Though most of the film is set in Afghanistan, these parts were mostly shot in Kashgar in Xinjiang, China, due to the dangers of filming in Afghanistan at the time. The majority of the film's dialogue is in Dari Persian, with the remainder spoken in English and a few short scenes in Pashto and Urdu. The child actors are native speakers, but several adult actors had to learn Dari. Filming wrapped up on December 21, 2006, and the film was expected to be released on November 2, 2007. However, after concern for the safety of the young actors in the film due to fears of violent reprisals to the sexual nature of some scenes in which they appear, its release date was pushed back six weeks to December 14, 2007. The controversial scenes also resulted in the film being banned from cinemas and distribution in Afghanistan itself.

Made on a budget of $20 million, the film earned $73.2 million worldwide. The film received moderately positive reviews from critics and was nominated for the Golden Globe Award for Best Foreign Language Film in 2007. The film's score by Alberto Iglesias was nominated for Best Original Score at the Golden Globes and the Academy Awards.

==Plot==

In San Francisco in 2000, Afghan-American writer Amir Qadiri and his wife Soraya watch children flying kites. Arriving home, Amir receives a call from his father's old friend and business associate, Rahim Khan, now in Peshawar, Pakistan.

In Kabul in 1978, 10-year-old Amir is the son of a wealthy Pashtun philanthropist and iconoclast, known locally as Agha Sahib, whom Amir calls "Baba". His best friend, Hassan, is the son of Baba's long-time servant, Ali, a Hazara. Amir does kite fighting, and Hassan is his spool-holder and "kite runner", who can accurately predict where loose kites will land, and has deadly aim with a slingshot. On Hassan's birthday, Amir gifts Hassan a US-made slingshot.

In a kite-fighting contest, Amir breaks his father's record of 14 "kills", and Hassan runs after the last defeated kite. Amir finds Hassan trapped in a dead-end by Assef and his gang. Assef demands Amir's kite but Hassan refuses, so they beat and rape him.

Amir watches, too afraid to intervene. Wracked with guilt, he then avoids Hassan. When Ali and Baba ask Amir about Hassan's strange behavior, he feigns ignorance. Amir asks Baba if he would ever replace Ali and Hassan and is angrily rebuked.

Upset by the incident, Amir can't enjoy his 11th birthday party. The next day, he makes it look as if Hassan stole his birthday wristwatch and Hassan accepts the blame. Although Baba quickly forgives him, Ali feels dishonored, and immediately quits, to Baba's distress.

In June 1979, when the Soviet Union invades Afghanistan, Baba and Amir flee to Pakistan inside an oil truck, with Rahim being left to care for the house.

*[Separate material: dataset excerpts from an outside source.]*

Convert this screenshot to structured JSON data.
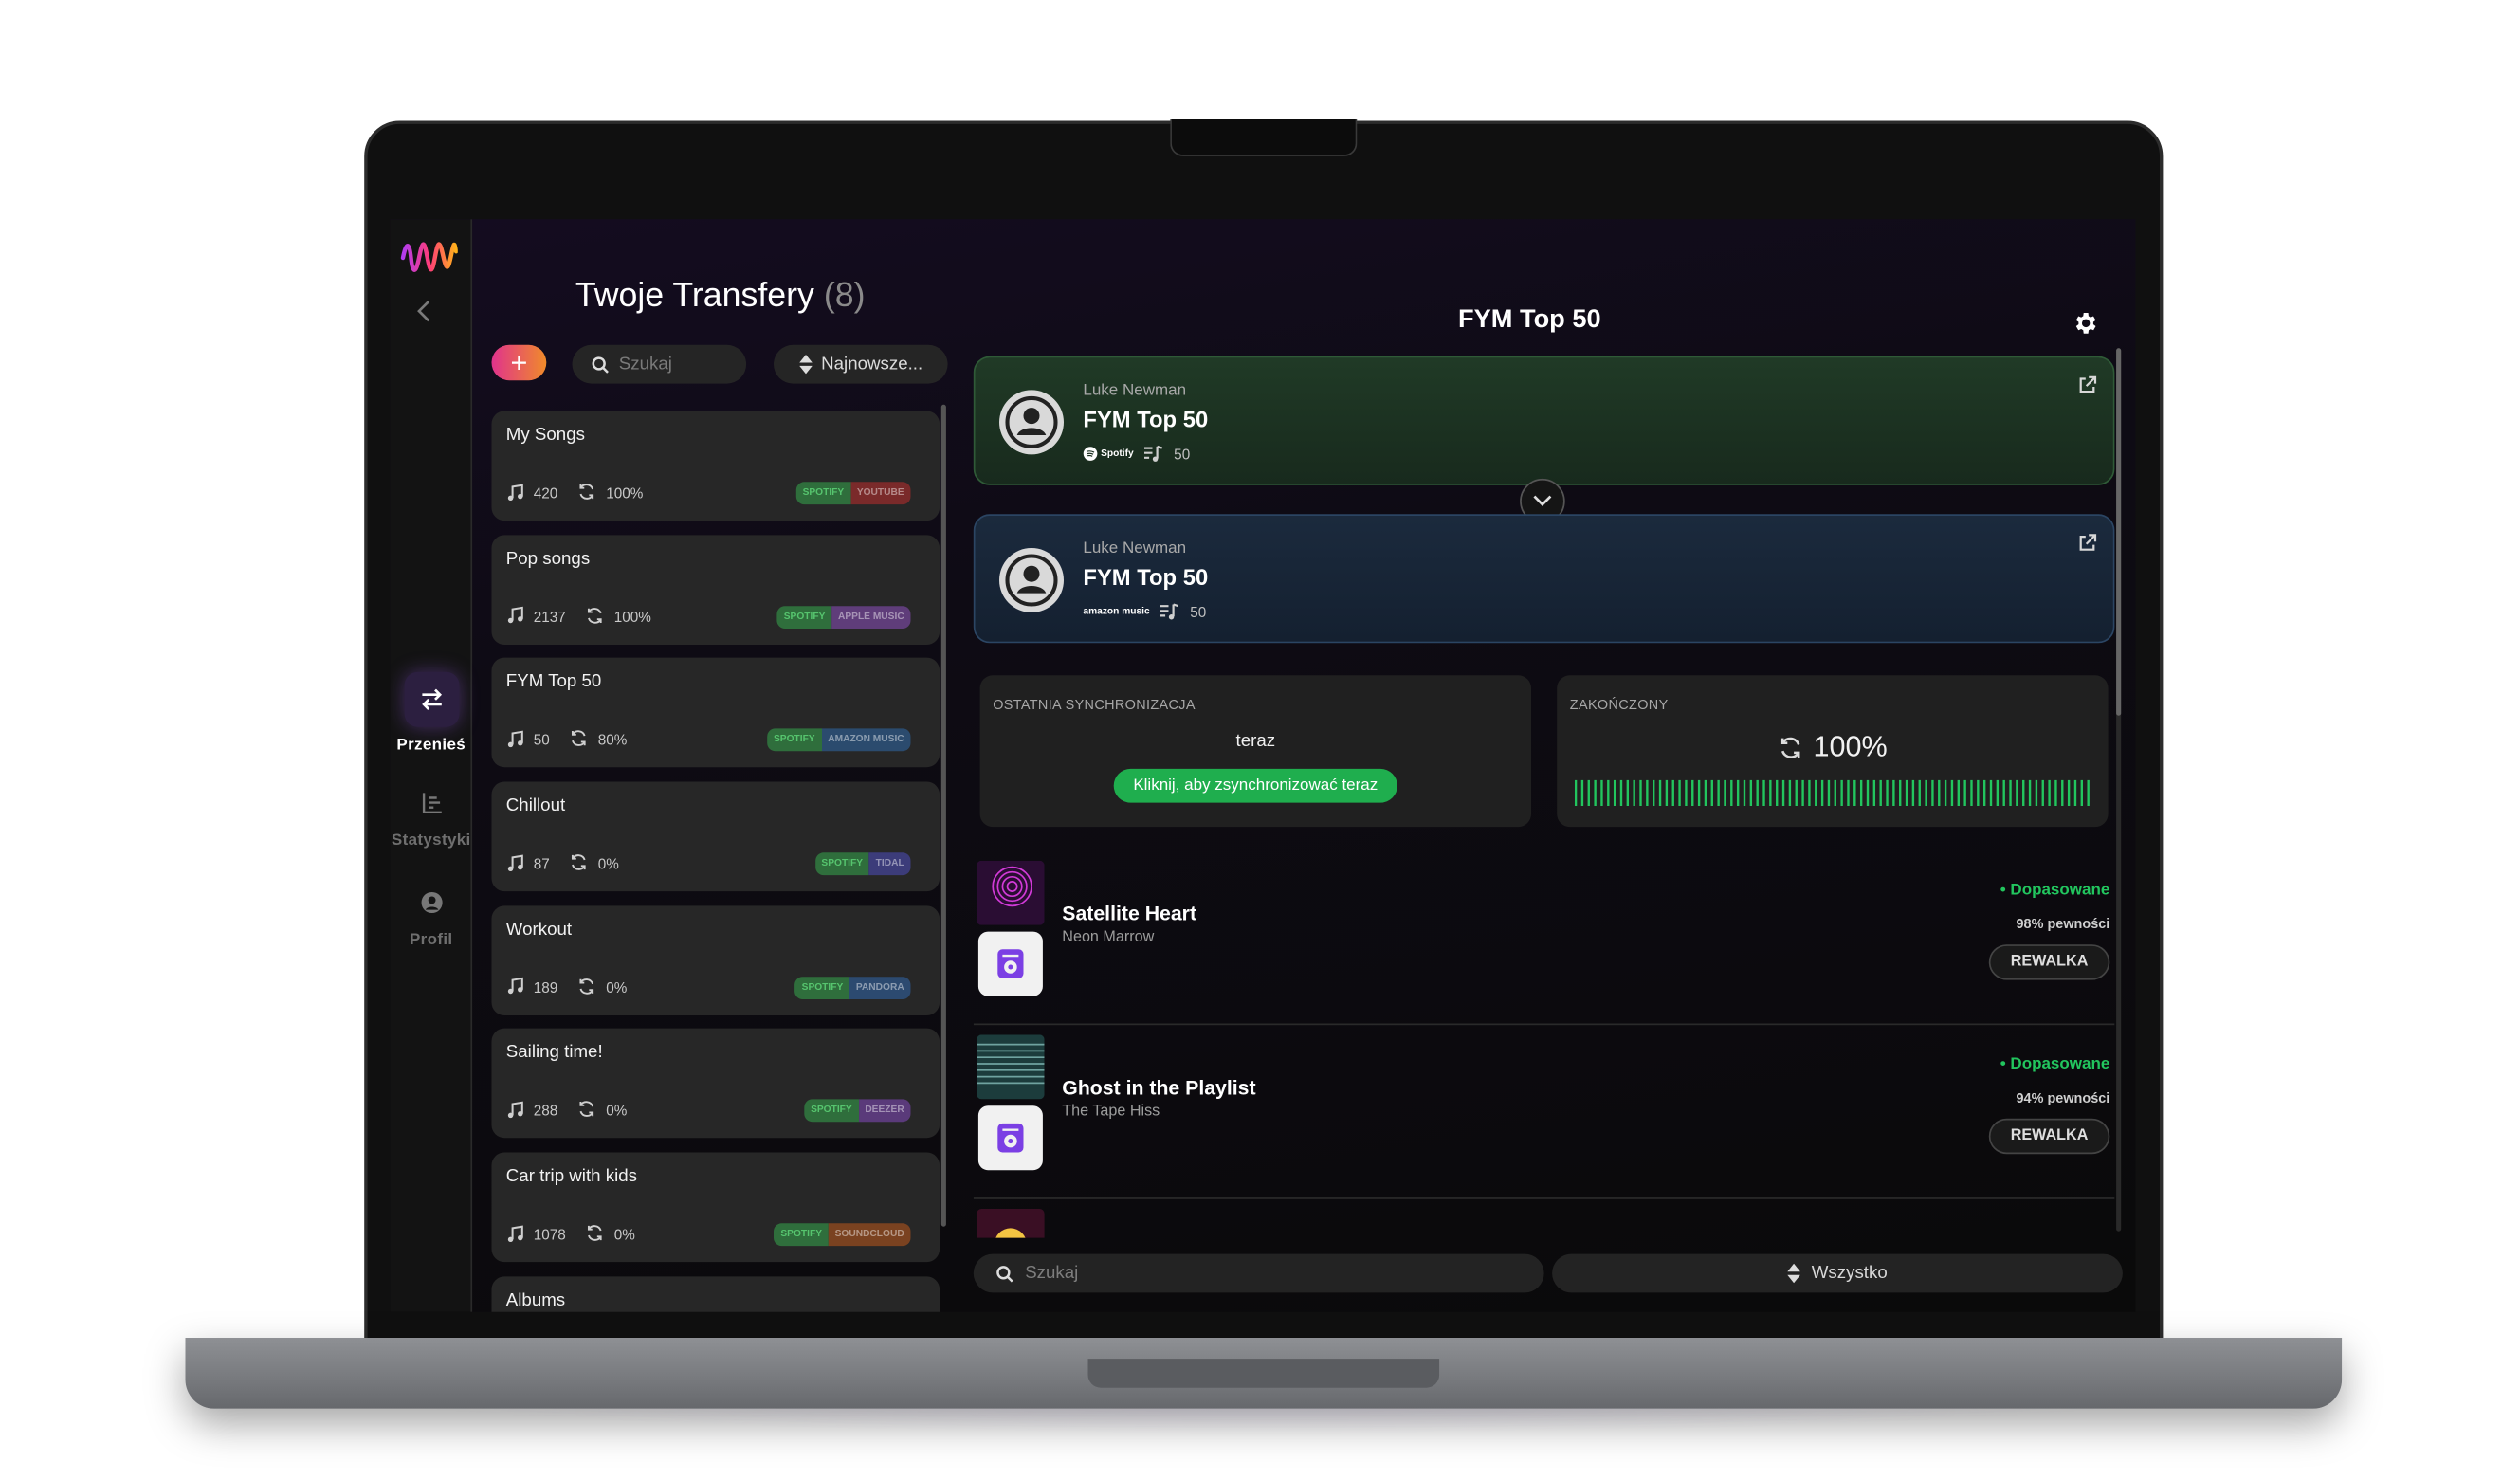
{
  "sidebar": {
    "items": [
      {
        "label": "Przenieś",
        "icon": "transfer-icon",
        "active": true
      },
      {
        "label": "Statystyki",
        "icon": "stats-icon",
        "active": false
      },
      {
        "label": "Profil",
        "icon": "profile-icon",
        "active": false
      }
    ]
  },
  "transfers": {
    "title": "Twoje Transfery",
    "count": "(8)",
    "search_placeholder": "Szukaj",
    "sort_label": "Najnowsze...",
    "items": [
      {
        "name": "My Songs",
        "tracks": "420",
        "sync": "100%",
        "source": "Spotify",
        "source_color": "#2f6e3c",
        "dest": "YouTube",
        "dest_color": "#7a2a2a"
      },
      {
        "name": "Pop songs",
        "tracks": "2137",
        "sync": "100%",
        "source": "Spotify",
        "source_color": "#2f6e3c",
        "dest": "Apple Music",
        "dest_color": "#5f3d7a"
      },
      {
        "name": "FYM Top 50",
        "tracks": "50",
        "sync": "80%",
        "source": "Spotify",
        "source_color": "#2f6e3c",
        "dest": "Amazon Music",
        "dest_color": "#2b4b6e"
      },
      {
        "name": "Chillout",
        "tracks": "87",
        "sync": "0%",
        "source": "Spotify",
        "source_color": "#2f6e3c",
        "dest": "Tidal",
        "dest_color": "#3c3c7a"
      },
      {
        "name": "Workout",
        "tracks": "189",
        "sync": "0%",
        "source": "Spotify",
        "source_color": "#2f6e3c",
        "dest": "Pandora",
        "dest_color": "#2c4a70"
      },
      {
        "name": "Sailing time!",
        "tracks": "288",
        "sync": "0%",
        "source": "Spotify",
        "source_color": "#2f6e3c",
        "dest": "Deezer",
        "dest_color": "#5a3a7a"
      },
      {
        "name": "Car trip with kids",
        "tracks": "1078",
        "sync": "0%",
        "source": "Spotify",
        "source_color": "#2f6e3c",
        "dest": "SoundCloud",
        "dest_color": "#7a4220"
      },
      {
        "name": "Albums",
        "tracks": "",
        "sync": "",
        "source": "",
        "source_color": "#2f6e3c",
        "dest": "",
        "dest_color": "#333333"
      }
    ]
  },
  "detail": {
    "title": "FYM Top 50",
    "source": {
      "owner": "Luke Newman",
      "name": "FYM Top 50",
      "service": "Spotify",
      "tracks": "50"
    },
    "destination": {
      "owner": "Luke Newman",
      "name": "FYM Top 50",
      "service": "amazon music",
      "tracks": "50"
    },
    "last_sync": {
      "label": "OSTATNIA SYNCHRONIZACJA",
      "value": "teraz",
      "button": "Kliknij, aby zsynchronizować teraz"
    },
    "finished": {
      "label": "ZAKOŃCZONY",
      "value": "100%",
      "progress": 1.0
    },
    "songs": [
      {
        "title": "Satellite Heart",
        "artist": "Neon Marrow",
        "status": "Dopasowane",
        "confidence": "98% pewności",
        "action": "REWALKA"
      },
      {
        "title": "Ghost in the Playlist",
        "artist": "The Tape Hiss",
        "status": "Dopasowane",
        "confidence": "94% pewności",
        "action": "REWALKA"
      }
    ],
    "search_placeholder": "Szukaj",
    "filter_label": "Wszystko"
  },
  "colors": {
    "accent": "#8b5cf6",
    "match": "#22c55e",
    "sync_button": "#1fae4e"
  }
}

In 1988, Baba is running a service station in Fremont, California, and operates a stall at a weekly flea market. Amir, who has earned a degree at the local community college, works with Baba. One day, at the market, Baba introduces him to General Taheri, a Pashtun and former Afghan army officer. When Amir sees Taheri's daughter, Soraya, he's interested, and gives her a story he has written, but the General confiscates it.

Soon after, Baba is diagnosed with terminal lung cancer. Amir requests he ask General Taheri for Soraya's hand in marriage, which Baba does. During a stroll, Soraya tells Amir that the Taheris had to move from Virginia, due to the gossip after she had run off to live with a Pashtun man. Her father retrieved her, and they moved to California. Amir is shocked, but still pledges his love, and they marry. Baba dies soon afterward.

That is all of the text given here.